Two identical pendulums of length $'l'$ have masses $'m'$ at their ends. Both masses are joined by a light massless spring of spring constant $'s'$ at a distance with zero displacement. If both pendulums oscillate in opposite directions, then the angular frequency $\omega$ of coupled system is?

Answer 1

Here, you are given two pendulums which are connected using a spring of spring constant $'s'$ and the system is set for an oscillation with pendulums moving in opposite directions. You are asked to find the frequency with which the pendulums will oscillate. In order to solve the question, focus on only one pendulum and write the equations of motion. Here, you can assume that the oscillation is symmetric, meaning that the distance moved by one bob is equal to the distance moved by the other.

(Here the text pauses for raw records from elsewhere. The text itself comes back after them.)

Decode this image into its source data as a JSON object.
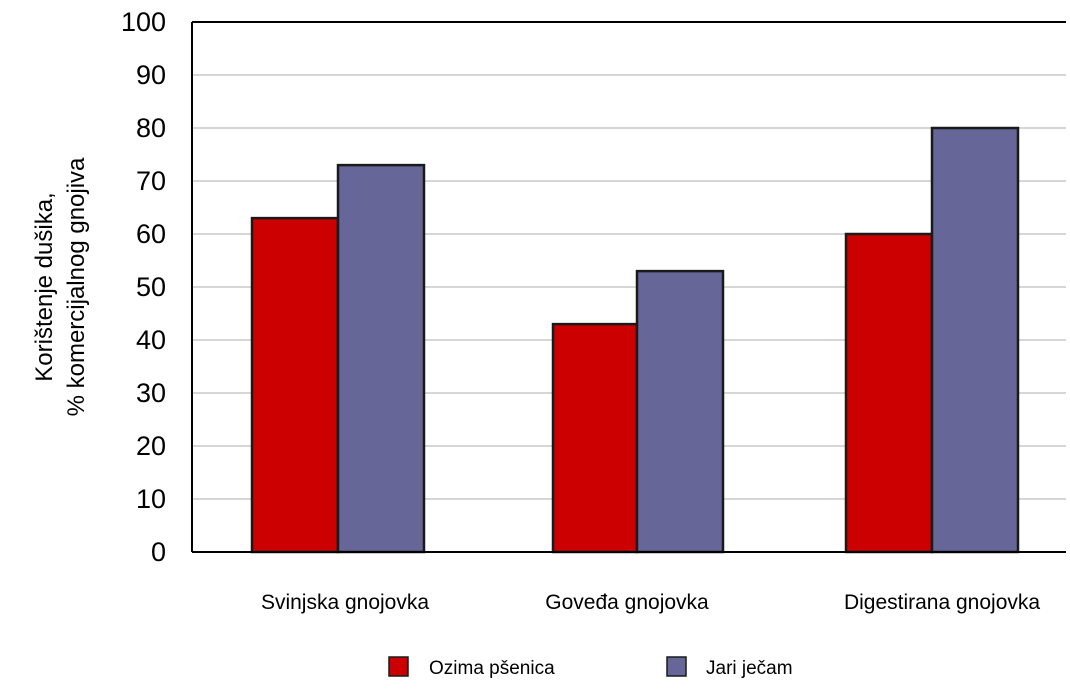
{
  "chart_data": {
    "type": "bar",
    "title": "",
    "xlabel": "",
    "ylabel_lines": [
      "Korištenje dušika,",
      "% komercijalnog gnojiva"
    ],
    "categories": [
      "Svinjska gnojovka",
      "Goveđa gnojovka",
      "Digestirana gnojovka"
    ],
    "series": [
      {
        "name": "Ozima pšenica",
        "color": "#cc0000",
        "values": [
          63,
          43,
          60
        ]
      },
      {
        "name": "Jari ječam",
        "color": "#666699",
        "values": [
          73,
          53,
          80
        ]
      }
    ],
    "ylim": [
      0,
      100
    ],
    "yticks": [
      0,
      10,
      20,
      30,
      40,
      50,
      60,
      70,
      80,
      90,
      100
    ],
    "grid": true,
    "gridColor": "#c8c8c8",
    "legend": "bottom"
  }
}
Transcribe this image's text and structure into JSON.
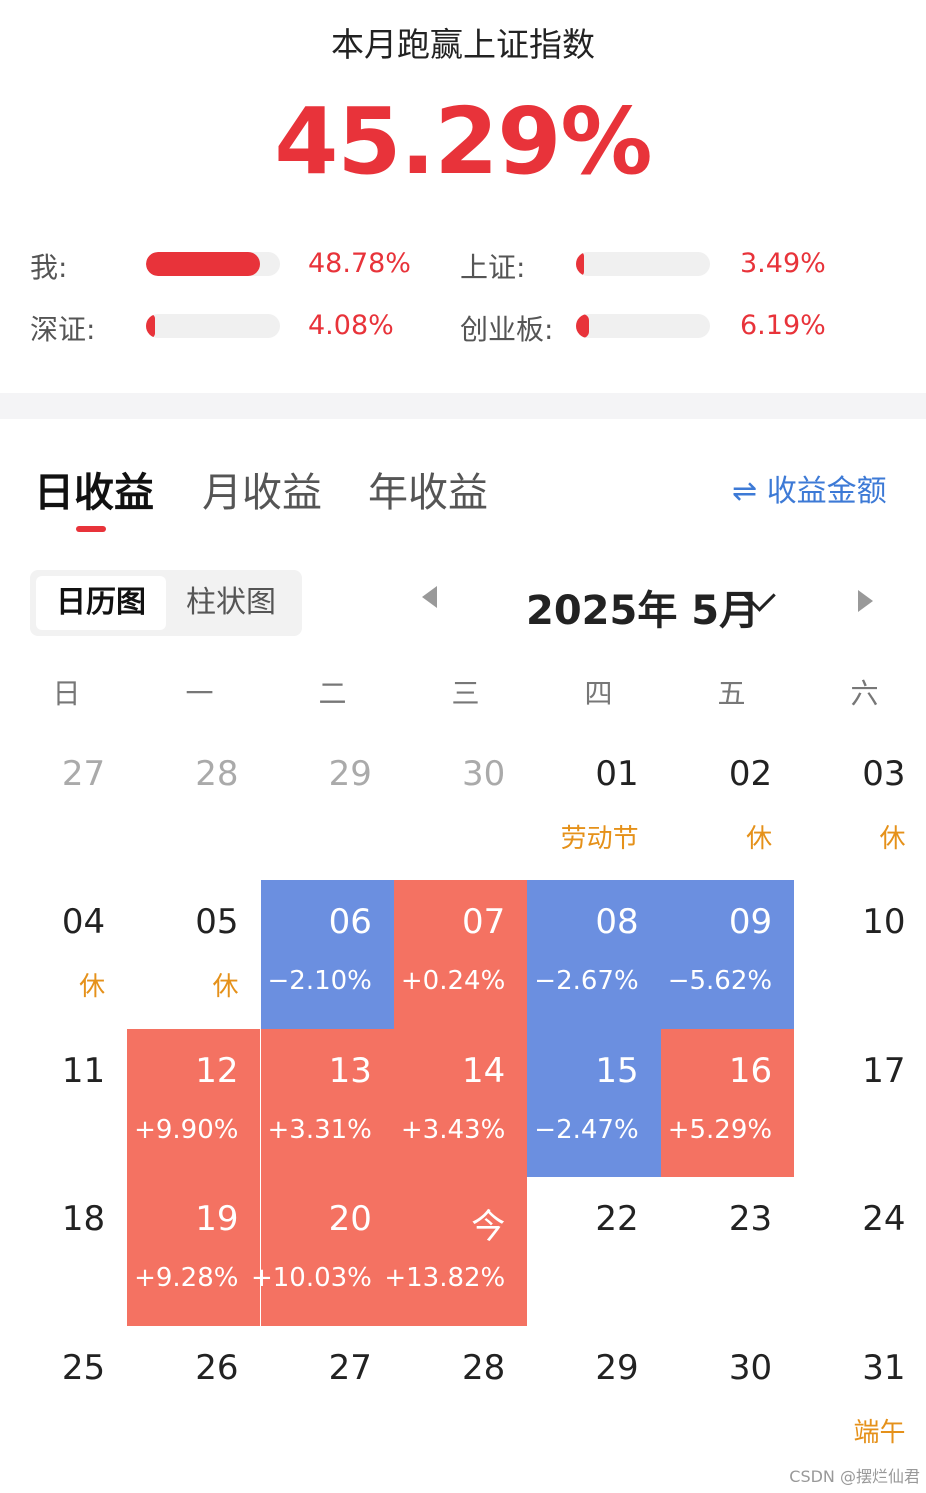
{
  "header": {
    "title": "本月跑赢上证指数",
    "outperform_value": "45.29%"
  },
  "comparisons": [
    {
      "label": "我:",
      "value": "48.78%",
      "fill": 0.85
    },
    {
      "label": "上证:",
      "value": "3.49%",
      "fill": 0.06
    },
    {
      "label": "深证:",
      "value": "4.08%",
      "fill": 0.07
    },
    {
      "label": "创业板:",
      "value": "6.19%",
      "fill": 0.1
    }
  ],
  "tabs": [
    {
      "label": "日收益",
      "active": true
    },
    {
      "label": "月收益",
      "active": false
    },
    {
      "label": "年收益",
      "active": false
    }
  ],
  "amount_toggle": {
    "icon": "swap-arrows-icon",
    "symbol": "⇌",
    "label": "收益金额"
  },
  "view_toggle": {
    "calendar": "日历图",
    "bar": "柱状图",
    "active": "calendar"
  },
  "month_nav": {
    "label": "2025年 5月"
  },
  "weekdays": [
    "日",
    "一",
    "二",
    "三",
    "四",
    "五",
    "六"
  ],
  "calendar": {
    "colors": {
      "up": "#f47262",
      "down": "#6b8fe0",
      "holiday": "#e5911a",
      "accent": "#e8333a",
      "link": "#3d7ad6"
    },
    "weeks": [
      [
        {
          "d": "27",
          "other": true
        },
        {
          "d": "28",
          "other": true
        },
        {
          "d": "29",
          "other": true
        },
        {
          "d": "30",
          "other": true
        },
        {
          "d": "01",
          "sub": "劳动节",
          "type": "holiday"
        },
        {
          "d": "02",
          "sub": "休",
          "type": "holiday"
        },
        {
          "d": "03",
          "sub": "休",
          "type": "holiday"
        }
      ],
      [
        {
          "d": "04",
          "sub": "休",
          "type": "holiday"
        },
        {
          "d": "05",
          "sub": "休",
          "type": "holiday"
        },
        {
          "d": "06",
          "sub": "−2.10%",
          "type": "down"
        },
        {
          "d": "07",
          "sub": "+0.24%",
          "type": "up"
        },
        {
          "d": "08",
          "sub": "−2.67%",
          "type": "down"
        },
        {
          "d": "09",
          "sub": "−5.62%",
          "type": "down"
        },
        {
          "d": "10"
        }
      ],
      [
        {
          "d": "11"
        },
        {
          "d": "12",
          "sub": "+9.90%",
          "type": "up"
        },
        {
          "d": "13",
          "sub": "+3.31%",
          "type": "up"
        },
        {
          "d": "14",
          "sub": "+3.43%",
          "type": "up"
        },
        {
          "d": "15",
          "sub": "−2.47%",
          "type": "down"
        },
        {
          "d": "16",
          "sub": "+5.29%",
          "type": "up"
        },
        {
          "d": "17"
        }
      ],
      [
        {
          "d": "18"
        },
        {
          "d": "19",
          "sub": "+9.28%",
          "type": "up"
        },
        {
          "d": "20",
          "sub": "+10.03%",
          "type": "up"
        },
        {
          "d": "今",
          "sub": "+13.82%",
          "type": "up"
        },
        {
          "d": "22"
        },
        {
          "d": "23"
        },
        {
          "d": "24"
        }
      ],
      [
        {
          "d": "25"
        },
        {
          "d": "26"
        },
        {
          "d": "27"
        },
        {
          "d": "28"
        },
        {
          "d": "29"
        },
        {
          "d": "30"
        },
        {
          "d": "31",
          "sub": "端午",
          "type": "holiday"
        }
      ]
    ]
  },
  "watermark": "CSDN @摆烂仙君"
}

Complete step by step answer:
First, we draw the figure of the system at some intermediate stage.

The above figure is a snapshot of the motion of the two pendulums. Here, $x$ is the elongation produced in the spring and as we already assumed that the motion is symmetric, elongation produced due to each pendulum will be $\dfrac{x}{2}$. As said previously, we will focus on only one pendulum and let that pendulum be the left one. Now, let us write the restoring torque on the left bob about the point of suspension of the left pendulum.

Forces acting on the bob are:
(1) force due to gravity acting vertically downward, $mg \downarrow$
(2) force of spring acting along spring towards right, $kx \to$.
Therefore, $\tau = - \left[ {\left( {mg} \right)\left( {\dfrac{x}{2}} \right) + \left( {kx} \right)\left( {l\cos \theta } \right)} \right]$.
The thing to consider here is that the oscillation is small, meaning that the angle $\theta$ is small. For small angle $\theta$, we have $\sin \theta \approx \theta$ and $\cos \theta \approx 1$. We will use these approximations.

From figure, you can see that $\sin \theta = \dfrac{{\dfrac{x}{2}}}{l} = \dfrac{x}{{2l}}$, as $\sin \theta \approx \theta$, we have $\theta = \dfrac{x}{{2l}}$.
So, we can write torque as,
$\tau = - \left[ {\left( {mg} \right)\left( {\dfrac{{2l\theta }}{2}} \right) + \left( {k2l\theta } \right)\left( l \right)} \right] \\\ \Rightarrow\tau = - \left( {mgl + 2k{l^2}} \right)\theta \\\$
Also, $\tau = I\alpha$, where $I$ is the moment of inertia of the bob and is given by $I = m{l^2}$.
$m{l^2}\alpha = - \left( {mgl + 2k{l^2}} \right)\theta \\\ \Rightarrow\alpha = - \left( {\dfrac{{\,mgl + 2k{l^2}}}{{m{l^2}}}} \right)\theta \\\ \Rightarrow\alpha = - \left( {\dfrac{g}{l} + \dfrac{{2k}}{m}} \right)\theta \\\ \Rightarrow\alpha = - {\omega ^2}\theta \\\ \therefore\omega = \sqrt {\dfrac{g}{l} + \dfrac{{2k}}{m}} \\\$
Therefore, the angular frequency $\omega$ of the coupled system is $\sqrt {\dfrac{g}{l} + \dfrac{{2k}}{m}}$.

Note: We have compared the final obtained equation with the standard equation of SHM so keep this thing in mind. Also keep in mind that the general approach to solve this question would be to take elongation produced by one bob be ${x_1}$ and by other be ${x_2}$, now you would have to write equations for both the bob and obtain combined equations of ${x_1}\& {x_2}$. In the general approach you will get two angular frequency, one will be of bobs oscillating in same direction and the other will be bobs oscillating in opposite direction, in this case also you will get the same value of angular frequency as derived by us assuming symmetric oscillation.